Holger Fleischer is the director of the Max Planck Institut für ausländisches und internationales Privatrecht in Hamburg and professor at the Bucerius Law School in Hamburg. He was nominated by professor of Company Law Claartje Bulten: “Fleischer is an authority in the field. He is known as one of the great innovators of company law in Germany. He is a jurist as well as an economist, and he gains new insights because of his approach, which crosses the boundaries of the different disciplines and legal fields. He recently wrote an innovative book on partnerships from a comparative law perspective, comparing legal forms such as the Dutch maatschap (partnership) and vennootschap (limited partnership) with eleven other countries, including even Russia and the United States. The enormous number of publications from his hand are considered groundbreaking and original, partly because he combines legal history, comparative law, law and economics, European law, and positive law.”

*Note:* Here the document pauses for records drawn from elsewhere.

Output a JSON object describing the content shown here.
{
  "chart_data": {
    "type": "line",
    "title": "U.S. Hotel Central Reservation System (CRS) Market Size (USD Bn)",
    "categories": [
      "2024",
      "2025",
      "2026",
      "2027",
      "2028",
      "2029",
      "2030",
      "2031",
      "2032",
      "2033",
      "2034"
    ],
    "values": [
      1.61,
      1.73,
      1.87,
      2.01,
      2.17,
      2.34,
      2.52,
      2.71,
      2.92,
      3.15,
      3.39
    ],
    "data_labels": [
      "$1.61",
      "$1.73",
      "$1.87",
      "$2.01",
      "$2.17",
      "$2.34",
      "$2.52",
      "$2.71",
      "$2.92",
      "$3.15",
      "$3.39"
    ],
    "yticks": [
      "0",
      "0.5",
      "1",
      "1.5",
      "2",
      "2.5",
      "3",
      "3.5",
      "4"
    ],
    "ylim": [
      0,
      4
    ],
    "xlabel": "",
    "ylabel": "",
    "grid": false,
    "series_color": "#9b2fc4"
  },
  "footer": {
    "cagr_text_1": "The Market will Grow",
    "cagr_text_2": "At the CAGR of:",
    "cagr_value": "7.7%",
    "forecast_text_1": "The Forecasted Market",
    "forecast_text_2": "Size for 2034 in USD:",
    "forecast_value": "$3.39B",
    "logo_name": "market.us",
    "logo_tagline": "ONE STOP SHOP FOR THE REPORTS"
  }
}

Fleischer is very interested in the developments in Dutch company law and reads Dutch academic literature.
Corporate Social Responsibility
His field of research includes German and European company law and financial law, commercial law including accounting law, economic analysis of law, and comparative law. Fleischer is explicitly involved in the debate on corporate social responsibility; see his recent article on corporate purpose (ECFR 2021), for example.
Collaboration
The Max Planck Institute in Hamburg and Radboud University have collaborated for many years, including through the exchange of PhD candidates.
Fleischer is a member of the European Commission’s Informal Company Law Expert Group, the Académie Internationale de Droit Comparé (Paris), the German-American Juristen-Vereeniging, and the European Institute for Corporate Governance. He is also an editor of the authoritative Rabels Zeitschrift and European Company and Financial Law Review. In 2008, the German Research Foundation presented him with the Gottfried Wilhelm Leibniz Prize (also known as the German Nobel Prize).